Chang Liu, PhD, Developmental Editor
Chang Liu is a clinical assistant professor from the Division of Educational Leadership and Innovation in the Mary Lou Fulton Teachers College at Arizona State University. Her research focuses on how young children learn to become culturally and socially appropriate members of their society and how preschools play their role in this process. As a scholar from the global South, she also interrogates how and why globally circulating ECEC policies and practices originating in the global North and West are taken up, rejected, and localized in other countries and communities. Her work has appeared in leading journals such as Comparative Education Review, Anthropology & Education Quarterly, and Ethos. She is also one of the co-founders of Nonsignificance, an independent, non-profit podcast focusing on gender, family, childhood, childrearing, and education issues in general.

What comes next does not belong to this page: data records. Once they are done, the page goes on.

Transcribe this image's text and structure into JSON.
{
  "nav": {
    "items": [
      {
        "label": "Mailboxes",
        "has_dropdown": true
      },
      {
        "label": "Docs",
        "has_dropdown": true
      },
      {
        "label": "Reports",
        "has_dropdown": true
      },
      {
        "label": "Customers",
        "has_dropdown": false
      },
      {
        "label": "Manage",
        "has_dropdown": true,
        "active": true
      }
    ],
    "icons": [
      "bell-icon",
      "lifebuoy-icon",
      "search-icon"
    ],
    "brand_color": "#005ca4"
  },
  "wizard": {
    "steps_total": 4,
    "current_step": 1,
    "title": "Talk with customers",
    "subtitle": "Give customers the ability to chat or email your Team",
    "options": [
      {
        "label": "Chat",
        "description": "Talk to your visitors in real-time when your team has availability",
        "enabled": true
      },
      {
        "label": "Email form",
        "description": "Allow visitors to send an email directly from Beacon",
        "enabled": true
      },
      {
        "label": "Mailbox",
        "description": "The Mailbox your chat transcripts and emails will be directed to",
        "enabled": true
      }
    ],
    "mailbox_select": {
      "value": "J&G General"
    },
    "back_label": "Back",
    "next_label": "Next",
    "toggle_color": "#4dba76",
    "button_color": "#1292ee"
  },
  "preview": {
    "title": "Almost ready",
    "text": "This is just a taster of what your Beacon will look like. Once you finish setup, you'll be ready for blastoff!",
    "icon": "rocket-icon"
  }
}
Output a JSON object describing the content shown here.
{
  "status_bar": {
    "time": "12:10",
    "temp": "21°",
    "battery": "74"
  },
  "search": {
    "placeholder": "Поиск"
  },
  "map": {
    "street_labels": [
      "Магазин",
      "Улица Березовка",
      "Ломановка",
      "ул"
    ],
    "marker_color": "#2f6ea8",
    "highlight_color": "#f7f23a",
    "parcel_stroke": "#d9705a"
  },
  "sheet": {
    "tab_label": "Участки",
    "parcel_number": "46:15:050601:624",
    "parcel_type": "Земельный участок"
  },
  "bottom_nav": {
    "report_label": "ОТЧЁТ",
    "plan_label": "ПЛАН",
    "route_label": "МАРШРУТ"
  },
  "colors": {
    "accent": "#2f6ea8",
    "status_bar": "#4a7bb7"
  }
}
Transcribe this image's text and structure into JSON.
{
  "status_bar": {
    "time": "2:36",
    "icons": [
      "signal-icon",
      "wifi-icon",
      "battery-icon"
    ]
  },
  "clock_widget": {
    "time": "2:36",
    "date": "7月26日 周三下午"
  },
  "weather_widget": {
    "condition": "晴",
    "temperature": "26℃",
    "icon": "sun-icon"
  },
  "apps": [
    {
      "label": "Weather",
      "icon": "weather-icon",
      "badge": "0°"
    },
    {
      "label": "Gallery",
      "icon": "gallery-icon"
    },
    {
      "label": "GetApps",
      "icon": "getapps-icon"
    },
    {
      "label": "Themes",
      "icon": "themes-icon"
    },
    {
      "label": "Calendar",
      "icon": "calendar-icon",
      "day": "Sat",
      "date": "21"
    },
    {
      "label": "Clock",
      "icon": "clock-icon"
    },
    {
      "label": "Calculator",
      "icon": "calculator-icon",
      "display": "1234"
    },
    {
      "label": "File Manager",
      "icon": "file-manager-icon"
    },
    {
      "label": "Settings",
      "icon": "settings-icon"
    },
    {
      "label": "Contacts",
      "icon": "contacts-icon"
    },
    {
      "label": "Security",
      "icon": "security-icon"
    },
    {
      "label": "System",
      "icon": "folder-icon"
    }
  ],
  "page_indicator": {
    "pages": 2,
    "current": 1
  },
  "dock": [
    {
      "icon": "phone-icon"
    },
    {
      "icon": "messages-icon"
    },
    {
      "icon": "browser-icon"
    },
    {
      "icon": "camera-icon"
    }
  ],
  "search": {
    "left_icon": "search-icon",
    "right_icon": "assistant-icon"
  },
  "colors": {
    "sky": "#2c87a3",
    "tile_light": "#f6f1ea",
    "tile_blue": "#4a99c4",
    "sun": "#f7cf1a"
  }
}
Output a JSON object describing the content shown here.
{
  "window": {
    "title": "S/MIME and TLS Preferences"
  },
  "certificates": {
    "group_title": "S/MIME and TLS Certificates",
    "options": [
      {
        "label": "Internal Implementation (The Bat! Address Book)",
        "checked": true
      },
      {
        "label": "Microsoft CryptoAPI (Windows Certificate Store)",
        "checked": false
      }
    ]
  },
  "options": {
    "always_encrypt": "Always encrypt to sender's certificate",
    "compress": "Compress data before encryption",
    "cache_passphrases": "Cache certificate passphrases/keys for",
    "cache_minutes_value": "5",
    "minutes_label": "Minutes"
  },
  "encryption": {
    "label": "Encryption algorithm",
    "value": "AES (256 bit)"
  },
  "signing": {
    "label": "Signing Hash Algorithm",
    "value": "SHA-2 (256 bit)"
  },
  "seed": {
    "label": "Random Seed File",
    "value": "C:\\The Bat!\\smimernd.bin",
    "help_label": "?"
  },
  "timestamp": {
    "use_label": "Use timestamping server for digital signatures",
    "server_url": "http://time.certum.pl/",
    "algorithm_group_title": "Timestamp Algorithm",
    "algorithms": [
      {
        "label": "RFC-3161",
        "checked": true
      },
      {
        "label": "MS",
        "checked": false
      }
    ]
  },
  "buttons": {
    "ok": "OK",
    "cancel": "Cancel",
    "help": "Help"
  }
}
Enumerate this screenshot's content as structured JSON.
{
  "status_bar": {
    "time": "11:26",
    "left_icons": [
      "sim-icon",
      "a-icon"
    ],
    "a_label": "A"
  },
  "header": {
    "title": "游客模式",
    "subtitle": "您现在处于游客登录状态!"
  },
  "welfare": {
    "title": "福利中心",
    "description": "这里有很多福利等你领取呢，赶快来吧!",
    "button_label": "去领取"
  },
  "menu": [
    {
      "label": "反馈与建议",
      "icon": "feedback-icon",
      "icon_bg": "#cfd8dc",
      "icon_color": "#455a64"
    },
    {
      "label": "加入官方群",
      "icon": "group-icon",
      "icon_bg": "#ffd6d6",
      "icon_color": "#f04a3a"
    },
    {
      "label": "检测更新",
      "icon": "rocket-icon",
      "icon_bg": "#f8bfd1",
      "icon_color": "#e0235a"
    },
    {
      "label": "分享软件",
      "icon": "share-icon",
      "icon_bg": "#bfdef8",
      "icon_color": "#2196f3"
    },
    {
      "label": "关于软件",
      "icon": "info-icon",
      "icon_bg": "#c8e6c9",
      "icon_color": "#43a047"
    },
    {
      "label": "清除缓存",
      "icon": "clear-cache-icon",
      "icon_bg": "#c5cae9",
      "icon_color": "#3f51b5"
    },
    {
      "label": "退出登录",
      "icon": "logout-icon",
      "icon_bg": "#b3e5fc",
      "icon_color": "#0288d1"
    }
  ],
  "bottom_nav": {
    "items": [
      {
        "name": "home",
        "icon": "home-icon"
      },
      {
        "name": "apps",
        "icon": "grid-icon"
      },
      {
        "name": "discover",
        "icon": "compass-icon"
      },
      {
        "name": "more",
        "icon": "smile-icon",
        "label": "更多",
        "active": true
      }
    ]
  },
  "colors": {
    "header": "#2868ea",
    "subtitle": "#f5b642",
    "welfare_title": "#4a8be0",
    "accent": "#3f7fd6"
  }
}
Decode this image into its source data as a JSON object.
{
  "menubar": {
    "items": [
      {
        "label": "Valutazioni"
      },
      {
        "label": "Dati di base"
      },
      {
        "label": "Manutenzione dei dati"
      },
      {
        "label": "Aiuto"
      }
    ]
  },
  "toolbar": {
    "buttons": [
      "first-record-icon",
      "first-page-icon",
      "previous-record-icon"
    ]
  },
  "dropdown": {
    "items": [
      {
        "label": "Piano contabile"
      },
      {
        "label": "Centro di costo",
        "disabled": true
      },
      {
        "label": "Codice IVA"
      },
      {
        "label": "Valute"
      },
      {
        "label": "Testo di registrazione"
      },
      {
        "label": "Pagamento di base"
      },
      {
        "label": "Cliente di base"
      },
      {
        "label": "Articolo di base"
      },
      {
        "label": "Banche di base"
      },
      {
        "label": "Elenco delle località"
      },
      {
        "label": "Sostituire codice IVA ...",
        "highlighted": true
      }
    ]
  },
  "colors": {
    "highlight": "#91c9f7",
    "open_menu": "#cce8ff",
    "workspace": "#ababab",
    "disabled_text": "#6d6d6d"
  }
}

Rebecca L. Sanford, PhD, RCSW, Co-Editor
Rebecca is an Associate Teaching Professor in the School of Social Work and Human Service at Thompson Rivers University, situated on the unceded territory of Tk’emlúps te Secwépemc within Secwépemc’ulucw. Rebecca has over 18 years of experience as a clinical social worker, researcher, administrator, and educator, with specialization in the areas of child and youth mental health, working with children and their families in community-based settings, program development and evaluation, clinical supervision and workforce development, suicide prevention, and intervention, and trauma and traumatic bereavement. Rebecca’s research interests include the impact of exposure to suicide, the suicide bereavement trajectory, disenfranchised grief, and ambiguous loss, and the development and dissemination of interventions for people who are bereaved or otherwise impacted by suicide.
Jennifer Shaw, PhD, Co-Editor
Jenny is an Assistant Teaching Professor in the Faculty of Arts at Thompson Rivers University, within Secwépemc’ulucw. She has a PhD in Anthropology from Simon Fraser University and an MA in Anthropology from the University of Victoria. Jenny’s research explores the intergenerational implications of immigration and labor policies in Canada, focusing on Filipinx youths’ experiences of long-term family separation and reunification. Her research also concerns migrant domestic labor and gendered forms of work across borders. As a multimodal ethnographer, she employs photography, drawing, song, and poetry in her research as avenues for youth-centered expressions. Her work has been published in peer-reviewed journals including Children & Society, Anthropology of Work Review, and Global Studies of Childhood.